This Case study appeared in the Property Millionaire Factory PDF
SIMON Read has recently purchased a $1.25 million home with water views at Burraneer in Sydney. It was a property the 29-year-old says he could never have afforded if he hadn’t started investing in real estate about 10 years ago. “There’s no way, there’s no way,” he emphasises.“You can’t save the amount of money you can get through property. If you have property worth a million dollars and it goes up, say, an average of 10 per cent each year over 10 years that’s $100,000 a year and it’s compounding. You can’t save that.”
Simon, a manufacturing plant manager, owns six properties including his new home, worth approximately $3.1 million in total. Once his debt is accounted for, Simon’s net property worth remains above the $1 million mark. “The method I’ve used for building my wealth was rent and invest,” he explains. He describes his strategy simply as “buying houses, renting them out, building the equity up and then buying more houses”. Simon has sold a few properties along the way in order to take some profits and keep his portfolio on track and expanding. He bought his first property young, lived in it with mates for a year and then rented it out for six years, before selling it, thus avoiding capital gains tax. Having paid $178,000 for the property, he sold it in the early $400,000s and reinvested the profits in more property. The other properties he sold were two blocks of land in Geraldton, purchased for $59,000 and $65,000. He held them for about 12 months but decided to sell them when he saw signs of the market in the west taking a turn for the worst. The timing proved good, as the blocks sold for $104,000 and $110,000.

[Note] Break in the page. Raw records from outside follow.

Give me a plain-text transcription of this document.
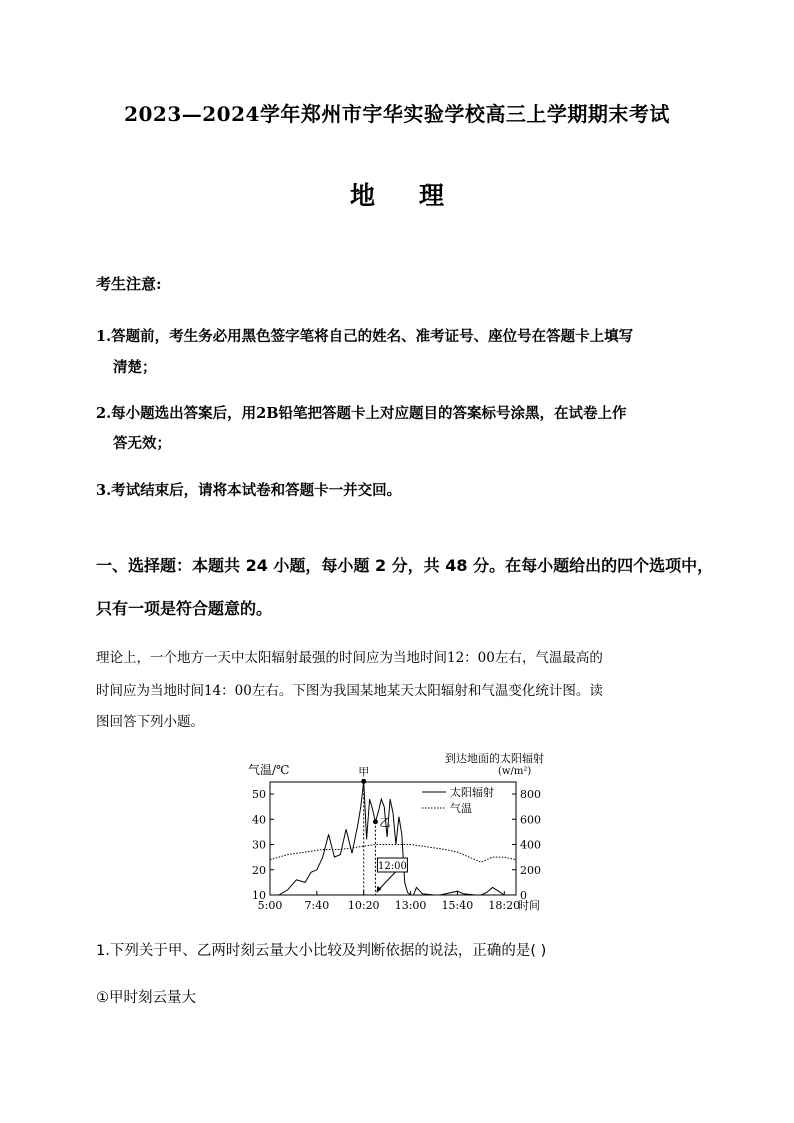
2023—2024学年郑州市宇华实验学校高三上学期期末考试
地理
考生注意:
1.答题前，考生务必用黑色签字笔将自己的姓名、准考证号、座位号在答题卡上填写
清楚；
2.每小题选出答案后，用2B铅笔把答题卡上对应题目的答案标号涂黑，在试卷上作
答无效；
3.考试结束后，请将本试卷和答题卡一并交回。
一、选择题：本题共 24 小题，每小题 2 分，共 48 分。在每小题给出的四个选项中，
只有一项是符合题意的。
理论上，一个地方一天中太阳辐射最强的时间应为当地时间12：00左右，气温最高的
时间应为当地时间14：00左右。下图为我国某地某天太阳辐射和气温变化统计图。读
图回答下列小题。
10
20
30
40
50
0
200
400
600
800
5:00 7:40 10:20 13:00 15:40 18:20
甲
乙
12:00
时间
气温/℃
到达地面的太阳辐射
(w/m²)
太阳辐射
气温
1.下列关于甲、乙两时刻云量大小比较及判断依据的说法，正确的是( )
①甲时刻云量大
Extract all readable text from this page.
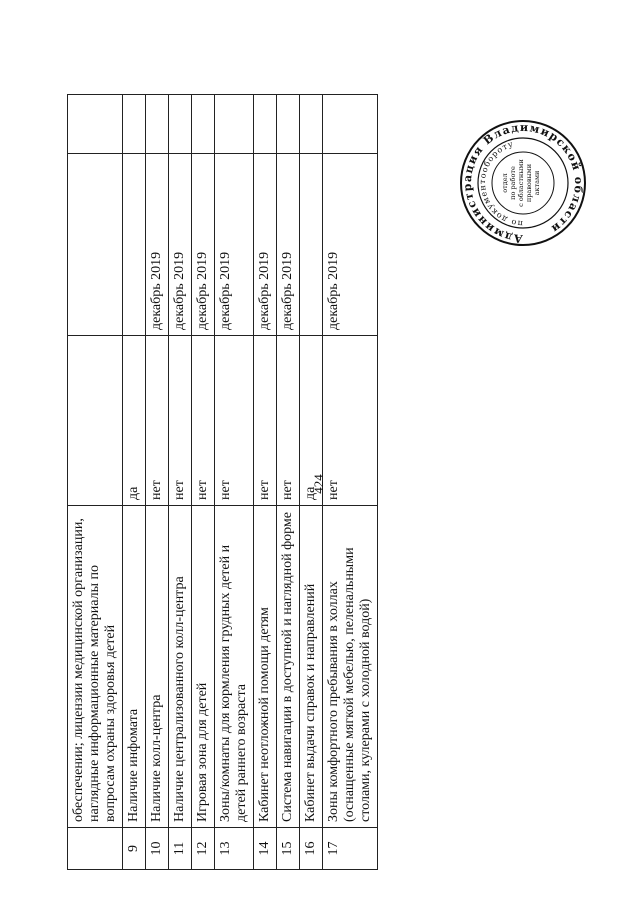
	обеспечении; лицензии медицинской организации, наглядные информационные материалы по вопросам охраны здоровья детей			
9	Наличие инфомата	да		
10	Наличие колл-центра	нет	декабрь 2019	
11	Наличие централизованного колл-центра	нет	декабрь 2019	
12	Игровая зона для детей	нет	декабрь 2019	
13	Зоны/комнаты для кормления грудных детей и детей раннего возраста	нет	декабрь 2019	
14	Кабинет неотложной помощи детям	нет	декабрь 2019	
15	Система навигации в доступной и наглядной форме	нет	декабрь 2019	
16	Кабинет выдачи справок и направлений	да		
17	Зоны комфортного пребывания в холлах (оснащенные мягкой мебелью, пеленальными столами, кулерами с холодной водой)	нет	декабрь 2019	
424
Администрация Владимирской области
по документообороту
отдел по работе с областными правовыми актами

“You need to focus on a certain sort of property, one the tenants want to be in,” Simon advises.“I’ve always had properties with air conditioning, double garages… something which the majority of people can rent.” He adds,“I always focus on near schools or water or parks.” Simon says his goal was to have 10 properties by the time he turned 30 but he changed tack somewhat in buying his Burraneer home. He decided to seize the moment when he realised the top end of the property market was experiencing a significant decline due to the global financial crisis. He looked for the worst house in the best street focused on location location, location, choosing Burraneer due to the proximity of cafés, schools and Cronulla Beach. He’s now looking to expand his equity, pay down the debt on his home and then use it as a springboard to expand his investment portfolio again. Simon says his investment portfolio is close to neutral in terms of cash flow. He believes knowledge is a big factor in becoming a property millionaire, as investigating where and when to buy is vital. Investors need to be in the market for a considerable amount of time, he notes, but they also need to avoid buying at the top of the market and try to buy as close to the bottom as possible. “If an area has just boomed, boomed and boomed it’s not going to keep booming. Look at the areas adjacent to it or close to it. Or look at the areas that have gone down and down and down, and ask why they’ve gone down.”